That requires urgency right across the board.
Swans players must be thinking, ‘I need to take a hit for the team’. Whether it be a ground ball or a highball, if it’s your turn to go, you must go.
That’s where you win admiration from your teammates and the direct spin-off will be that others will feed off your actions and it will engender the right type of morale and ethos.
Players will think, ‘I’m going to follow suit here because when it’s my turn to go and I don’t go, then I’m the weak link in that chain’.
No one wants to live with that when you’ve signed off on a mantra for what you’re going to stand for.
If you don’t live and breathe that creed you will know you’ve let the other 21 blokes down and that will be the Dane Rampe message.
If it’s season on the line, the senior players have got to drive the standards and the will and appetite for the contest.
It’s got to be Josh Kennedy, it’s got to be Luke Parker, it’s got to be Isaac Heeney, it’s got to be Lance Franklin, it’s got to be George Hewitt and it’s got to be Rampe.
‘I’m going to fight like hell to win that contest and that will win admiration from my teammates.’
But the reality from a Sydney standpoint is it’s going to be easier said than done. Quite simply, they’ve been belted in the contest this year.
Sydney are ranked 17th in the competition for contested footy and clearances and against GWS, territory will be a major issue for them.
They’re ranked last for inside 50 differential and if they allow the footy to live in the GWS forward 50, it tells me Stephen Coniglio, Tim Taranto, Josh Kelly and Jacob Hopper will all have big games and have dominated the midfield clash.
The Giants have been super-efficient with their inside 50s, scoring 47 per cent of the time.
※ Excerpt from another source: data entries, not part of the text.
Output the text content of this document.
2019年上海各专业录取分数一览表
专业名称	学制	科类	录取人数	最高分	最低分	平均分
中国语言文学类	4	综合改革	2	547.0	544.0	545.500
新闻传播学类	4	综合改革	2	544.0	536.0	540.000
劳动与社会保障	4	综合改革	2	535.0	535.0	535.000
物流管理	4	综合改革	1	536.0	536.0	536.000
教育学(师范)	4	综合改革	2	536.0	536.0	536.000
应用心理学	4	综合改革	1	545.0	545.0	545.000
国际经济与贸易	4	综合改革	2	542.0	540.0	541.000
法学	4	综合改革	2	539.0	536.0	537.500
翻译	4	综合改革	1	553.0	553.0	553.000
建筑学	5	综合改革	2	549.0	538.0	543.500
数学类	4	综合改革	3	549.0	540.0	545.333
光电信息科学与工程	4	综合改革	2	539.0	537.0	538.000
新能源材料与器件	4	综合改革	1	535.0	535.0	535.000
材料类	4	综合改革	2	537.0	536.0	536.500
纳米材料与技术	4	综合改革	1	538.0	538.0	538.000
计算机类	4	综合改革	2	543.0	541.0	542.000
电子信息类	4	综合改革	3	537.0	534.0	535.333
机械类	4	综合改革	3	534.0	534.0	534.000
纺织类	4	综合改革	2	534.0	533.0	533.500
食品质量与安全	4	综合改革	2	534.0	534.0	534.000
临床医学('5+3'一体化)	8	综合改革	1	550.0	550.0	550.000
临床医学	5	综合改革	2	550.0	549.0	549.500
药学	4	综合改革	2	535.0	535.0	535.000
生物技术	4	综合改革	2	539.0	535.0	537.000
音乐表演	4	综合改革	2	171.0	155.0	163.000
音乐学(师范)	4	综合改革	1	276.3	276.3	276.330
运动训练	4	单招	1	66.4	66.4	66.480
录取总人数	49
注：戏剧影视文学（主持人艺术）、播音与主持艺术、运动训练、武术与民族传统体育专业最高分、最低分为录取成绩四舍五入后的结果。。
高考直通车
Toby Greene is a star and GWS are a much better team with him back. Not only because of his presence but also because of his goalkicking craft and ability. He brings a bit of mongrel to the Giants that they otherwise haven’t got.
Opposition clubs are on edge when Greene is around that forward 50.
In my eyes, this derby swings enormously on the battle between Lance Franklin and Phil Davis, who has been named despite ankle concerns.
Davis mastered Buddy in last year’s final. He doesn’t allow Buddy to get goal side of him and when you own that back space, you put it into Buddy’s mind that he has to venture up the ground.
I reckon the Giants will be really happy if Buddy is winning the ball 70 or 80 metres from goal rather than in the scoring range.
If Davis had been ruled out, I’m not sure the Giants had another who can play that role on Buddy.
Aidan Corr has the athleticism, but is he strong enough in the contest, or good enough with mobility? Good luck with that.